Terör rejimi İsrail'in geçtiğimiz günlerde 3 Müslümanı Mescid-i Aksa'da şehit ettikten sonra mescidi ibadete kapatmasına onlarca sivil toplum kuruluşundan oluşan Bingöl İslami Kardeşlik ve Dayanışma Platformu, kitlesel basın açıklamasıyla tepki gösterdi.
Cuma namazı sonrasında merkez Genç Caddesi Dörtyol Saat Kulesi önünde bir araya gelen birçok vatandaş, organize edilen basın açıklamasına katılarak, İsrail'e lanetler okudu.
İslami Kardeşlik ve Dayanışma Platformu adına yapılan basın açıklamasını okuyan Bilal Arslan, İslam coğrafyasındaki her işgalin, fitne ve terörün içinde olan işgalci İsrail'in, son birkaç aydır barbarlığını ve vahşiliğini Kudüs ve Mescid-i Aksa merkezli daha da arttırdığını söyledi.
Arslan, "Ezanın yasaklanması; sokak ortasında, evlerinin önünde, mescit avlularında gün aşırı Filistinli Müslümanların şehit edilmesi, 1967'den bu yana ilk kez bu cuma Mescid-i Aksa'da cumaya izin verilmemesi İsrail zulmünün giderek artan alçaklığına birkaç örnektir. İsrail, Müslümanları kışkırtmaya yönelik aşağılık davranışlarına devam ediyor." dedi.
Kudüs'ün İslam ümmetinin kalbi olduğunu dile getiren Arslan, sözlerine şöyle devam etti: "Bizim burada ve şu an Türkiye'nin her tarafında toplanmamız sadece bir semboldür. Bu, ümmet, hak, adalet ve mazlumlar için hiçbir fedakârlık ve yardımdan hatta canımızı bile feda etmekten çekinmeyeceğimizin görüntüsüdür. Kudüs, ümmetin kalbidir. Bingöl, Bağdat, Halep, Sana, Kabil, İslamabad tüm İslam şehirleri bu bedenin birer uzvudur. Hadisi- şerifin diliyle birinin acısı ve sevinci bir diğerinindir. Bir bedenin uzuvları hükmünde olan ümmetin birbirinden ayrı gayrı olması, birinin diğerini düşmanına terk etmesi, ona cephe alması mümkün değildir. Bunu büyük şeytan ABD, Batı, Rusya, İsrail ve diğer iş birlikçiler böyle bilmelidir. Allah şahit olsun ki hak, adalet ve İslam adına birimiz hepimiz, hepimiz birimiz içiniz."

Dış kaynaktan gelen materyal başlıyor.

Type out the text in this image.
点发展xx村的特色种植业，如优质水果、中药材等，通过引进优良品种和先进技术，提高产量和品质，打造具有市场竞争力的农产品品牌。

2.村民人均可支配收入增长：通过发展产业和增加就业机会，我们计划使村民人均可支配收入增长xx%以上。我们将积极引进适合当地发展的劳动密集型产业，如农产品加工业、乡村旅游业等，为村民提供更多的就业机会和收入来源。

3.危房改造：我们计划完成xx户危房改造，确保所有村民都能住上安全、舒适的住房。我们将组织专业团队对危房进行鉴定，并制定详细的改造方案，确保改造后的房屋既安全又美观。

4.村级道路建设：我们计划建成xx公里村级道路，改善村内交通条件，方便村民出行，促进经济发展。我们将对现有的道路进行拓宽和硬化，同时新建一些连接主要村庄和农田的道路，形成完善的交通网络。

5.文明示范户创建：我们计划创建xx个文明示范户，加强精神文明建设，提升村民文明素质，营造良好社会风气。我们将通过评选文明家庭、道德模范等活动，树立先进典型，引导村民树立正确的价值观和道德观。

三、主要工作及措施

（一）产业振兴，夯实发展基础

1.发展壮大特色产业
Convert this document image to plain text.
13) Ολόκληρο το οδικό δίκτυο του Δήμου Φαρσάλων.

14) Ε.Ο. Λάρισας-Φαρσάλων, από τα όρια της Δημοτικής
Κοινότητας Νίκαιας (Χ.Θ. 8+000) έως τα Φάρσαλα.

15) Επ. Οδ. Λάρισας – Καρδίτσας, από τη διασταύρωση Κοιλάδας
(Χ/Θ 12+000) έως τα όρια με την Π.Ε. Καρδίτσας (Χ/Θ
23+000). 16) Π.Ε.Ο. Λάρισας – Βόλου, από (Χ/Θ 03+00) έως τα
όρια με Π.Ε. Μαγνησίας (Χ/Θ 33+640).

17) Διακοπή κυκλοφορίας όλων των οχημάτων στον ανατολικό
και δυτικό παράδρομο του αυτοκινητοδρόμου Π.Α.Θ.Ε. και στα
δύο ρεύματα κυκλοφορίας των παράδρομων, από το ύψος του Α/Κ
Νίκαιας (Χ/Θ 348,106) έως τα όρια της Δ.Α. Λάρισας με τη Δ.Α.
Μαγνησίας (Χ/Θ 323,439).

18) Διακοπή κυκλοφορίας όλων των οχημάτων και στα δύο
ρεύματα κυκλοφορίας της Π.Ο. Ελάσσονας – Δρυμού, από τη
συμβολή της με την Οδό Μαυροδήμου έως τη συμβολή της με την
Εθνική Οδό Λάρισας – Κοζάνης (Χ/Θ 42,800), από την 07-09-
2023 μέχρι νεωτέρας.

"Bunu halkımız ve tüm dünya bilsin ki ümmet coğrafyasında akan kanın, iç savaşların ve terör olaylarının arkasında İsrail doğrudan ya da dolaylı olarak vardır." diyen Arslan, "İsrail'in kurulduğundan beri izlediği politikası asla değişmemiştir. Allah'a karşı asi, peygamberlerine karşı hain ve komplocu ve Kur'an diliyle lanetlenmiş Siyonist bir zihniyetten beklenen ancak budur. Biz Bingöllü Müslümanlar olarak İsrail terör devletine, ABD ve bilumum emperyalist güçlere ilan ediyoruz ki Filistin'den Suriye'ye, Mısır'dan Doğu Türkistan'a, Myanmar'dan Yemen'e kadar zalimlere karşı İslami kimlikleriyle onurla mücadele eden Müslüman kardeşlerimiz direnişlerinde yalnız değiller. 'Müslümanlar ancak kardeştirler' ilkesi bizim için her şeyden önemlidir." ifadelerini kullandı.
"İsrail sadece Müslümanlar için değil insanlık için bir beladır, kanser hücresidir"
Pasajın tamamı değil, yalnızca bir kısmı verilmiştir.